The first year after college, I sent out letters and a letter. Since then? Nothing. And after a decade of thinking I’d get cards out, I’ve given up on that as well. Too many other things clamor for my time like decorating, buying presents, wrapping presents in addition to reading and reviewing. And since I always travel to see family at Thanksgiving and Christmas, I have a few fewer days to do everything, too.
No really, I don’t feel guilty about it. I don’t!
I only receive a Christmas letter from one family (besides the witty letter from Sherry) and have never sent one myself. I enjoy the one I receive because it keeps a connection that would likely be lost if the senders stopped sending. I always send them a newsy, handwritten Christmas card to uphold my end of the relationship.
Great post, I really enjoyed it. Christmas letters are always fun ways to catch up.
Christmas letters –yay! I love getting them and learning stuff, like the flower girl at our wedding now has three kids! (We are old).
We don’t do letters, but making our own Christmas cards is an annual project. That’s “make” as with Photoshop, not construction paper — mostly of hubs and me looking ridiculous!
Barb, love this! I usually only get letters from Sherry! I’ve never done a Christmas letter. I like the idea of it, but I can barely handle cards.
I love Christmas letters!

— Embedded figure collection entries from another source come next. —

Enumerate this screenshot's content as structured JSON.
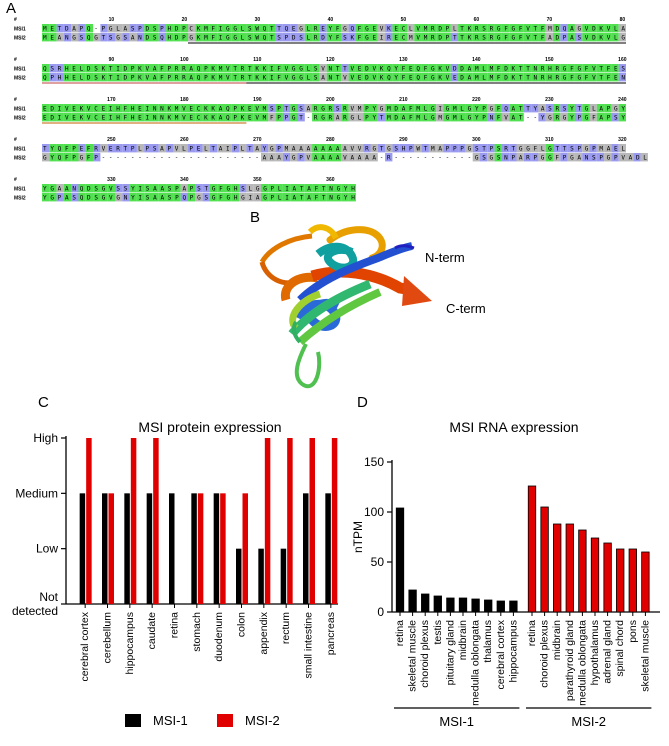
{
  "panels": {
    "a": "A",
    "b": "B",
    "c": "C",
    "d": "D"
  },
  "alignment": {
    "blocks": [
      {
        "header": "#",
        "numbers": [
          "10",
          "20",
          "30",
          "40",
          "50",
          "60",
          "70",
          "80"
        ],
        "rows": [
          {
            "label": "MSI1",
            "seq": "METDAPQ-PGLASPDSPHDPCKMFIGGLSWQTTQEGLREYFGQFGEVKECLVMRDPLTKRSRGFGFVTFMDQAGVDKVLA"
          },
          {
            "label": "MSI2",
            "seq": "MEANGSQGTSGSANDSQHDPGKMFIGGLSWQTSPDSLRDYFSKFGEIRECMVMRDPTTKRSRGFGFVTFADPASVDKVLG"
          }
        ]
      },
      {
        "header": "#",
        "numbers": [
          "90",
          "100",
          "110",
          "120",
          "130",
          "140",
          "150",
          "160"
        ],
        "rows": [
          {
            "label": "MSI1",
            "seq": "QSRHELDSKTIDPKVAFPRRAQPKMVTRTKKIFVGGLSVNTTVEDVKQYFEQFGKVDDAMLMFDKTTNRHRGFGFVTFES"
          },
          {
            "label": "MSI2",
            "seq": "QPHHELDSKTIDPKVAFPRRAQPKMVTRTKKIFVGGLSANTVVEDVKQYFEQFGKVEDAMLMFDKTTNRHRGFGFVTFEN"
          }
        ]
      },
      {
        "header": "#",
        "numbers": [
          "170",
          "180",
          "190",
          "200",
          "210",
          "220",
          "230",
          "240"
        ],
        "rows": [
          {
            "label": "MSI1",
            "seq": "EDIVEKVCEIHFHEINNKMVECKKAQPKEVMSPTGSARGRSRVMPYGMDAFMLGIGMLGYPGFQATTYASRSYTGLAPGY"
          },
          {
            "label": "MSI2",
            "seq": "EDIVEKVCEIHFHEINNKMVECKKAQPKEVMFPPGT-RGRARGLPYTMDAFMLGMGMLGYPNFVAT--YGRGYPGFAPSY"
          }
        ]
      },
      {
        "header": "#",
        "numbers": [
          "250",
          "260",
          "270",
          "280",
          "290",
          "300",
          "310",
          "320"
        ],
        "rows": [
          {
            "label": "MSI1",
            "seq": "TYQFPEFRVERTPLPSAPVLPELTAIPLTAYGPMAAAAAAAAVVRGTGSHPWTMAPPPGSTPSRTGGFLGTTSPGPMAEL"
          },
          {
            "label": "MSI2",
            "seq": "GYQFPGFP----------------------AAAYGPVAAAAVAAAA-R-----------GSGSNPARPGGFPGANSPGPVADL"
          }
        ]
      },
      {
        "header": "#",
        "numbers": [
          "330",
          "340",
          "350",
          "360"
        ],
        "rows": [
          {
            "label": "MSI1",
            "seq": "YGAANQDSGVSSYISAASPAPSTGFGHSLGGPLIATAFTNGYH"
          },
          {
            "label": "MSI2",
            "seq": "YGPASQDSGVGNYISAASPQPGSGFGHGIAGPLIATAFTNGYH"
          }
        ]
      }
    ]
  },
  "structure": {
    "n_term": "N-term",
    "c_term": "C-term"
  },
  "protein_chart": {
    "chart_data": {
      "type": "bar",
      "title": "MSI protein expression",
      "xlabel": "",
      "ylabel": "",
      "levels": [
        "Not detected",
        "Low",
        "Medium",
        "High"
      ],
      "ytick_lines": [
        [
          "Not",
          "detected"
        ],
        [
          "Low"
        ],
        [
          "Medium"
        ],
        [
          "High"
        ]
      ],
      "ylim": [
        0,
        3
      ],
      "categories": [
        "cerebral cortex",
        "cerebellum",
        "hippocampus",
        "caudate",
        "retina",
        "stomach",
        "duodenum",
        "colon",
        "appendix",
        "rectum",
        "small intestine",
        "pancreas"
      ],
      "series": [
        {
          "name": "MSI-1",
          "color": "#000000",
          "values": [
            2,
            2,
            2,
            2,
            2,
            2,
            2,
            1,
            1,
            1,
            2,
            2
          ]
        },
        {
          "name": "MSI-2",
          "color": "#e00000",
          "values": [
            3,
            2,
            3,
            3,
            0,
            2,
            2,
            2,
            3,
            3,
            3,
            3
          ]
        }
      ],
      "legend": "bottom"
    }
  },
  "rna_chart": {
    "chart_data": {
      "type": "bar",
      "title": "MSI RNA expression",
      "xlabel": "",
      "ylabel": "nTPM",
      "ylim": [
        0,
        150
      ],
      "yticks": [
        0,
        50,
        100,
        150
      ],
      "groups": [
        {
          "name": "MSI-1",
          "color": "#000000",
          "categories": [
            "retina",
            "skeletal muscle",
            "choroid plexus",
            "testis",
            "pituitary gland",
            "midbrain",
            "medulla oblongata",
            "thalamus",
            "cerebral cortex",
            "hippocampus"
          ],
          "values": [
            104,
            22,
            18,
            16,
            14,
            14,
            13,
            12,
            11,
            11
          ]
        },
        {
          "name": "MSI-2",
          "color": "#e00000",
          "categories": [
            "retina",
            "choroid plexus",
            "midbrain",
            "parathyroid gland",
            "medulla oblongata",
            "hypothalamus",
            "adrenal gland",
            "spinal chord",
            "pons",
            "skeletal muscle"
          ],
          "values": [
            126,
            105,
            88,
            88,
            82,
            74,
            69,
            63,
            63,
            60
          ]
        }
      ]
    }
  }
}
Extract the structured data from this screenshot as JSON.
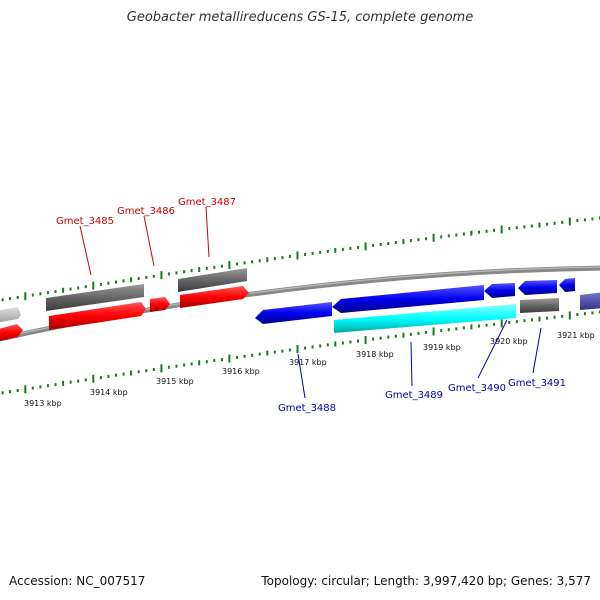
{
  "title": "Geobacter metallireducens GS-15, complete genome",
  "accession": "Accession: NC_007517",
  "summary": "Topology: circular; Length: 3,997,420 bp; Genes: 3,577",
  "colors": {
    "backbone": "#8c8c8c",
    "tick": "#1a7a1a",
    "forward_gene": "#ff0000",
    "reverse_gene": "#0000ee",
    "cds_forward": "#666666",
    "cds_reverse": "#00ffff",
    "label_forward": "#cc0000",
    "label_reverse": "#0000aa"
  },
  "ruler_labels": [
    "3913 kbp",
    "3914 kbp",
    "3915 kbp",
    "3916 kbp",
    "3917 kbp",
    "3918 kbp",
    "3919 kbp",
    "3920 kbp",
    "3921 kbp"
  ],
  "genes": [
    {
      "name": "Gmet_3485",
      "strand": "forward"
    },
    {
      "name": "Gmet_3486",
      "strand": "forward"
    },
    {
      "name": "Gmet_3487",
      "strand": "forward"
    },
    {
      "name": "Gmet_3488",
      "strand": "reverse"
    },
    {
      "name": "Gmet_3489",
      "strand": "reverse"
    },
    {
      "name": "Gmet_3490",
      "strand": "reverse"
    },
    {
      "name": "Gmet_3491",
      "strand": "reverse"
    }
  ]
}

They’re a nice way to stay in touch with friends who live too far away to spend time with. (Plus they keep family off my back and out of my ear with questions like “Why don’t you call more? I want to know what’s going on in your life.”)
Glad I’m not alone in not writing a Christmas letter! I get two or three every year from far away friends and always enjoy them. I do write a lot of cards though, and enclose photos to some special folks. Mailed them all yesterday- – -along with four packages to distant kids. They say yesterday was the Post Office’s busiest day of then year. I believe it!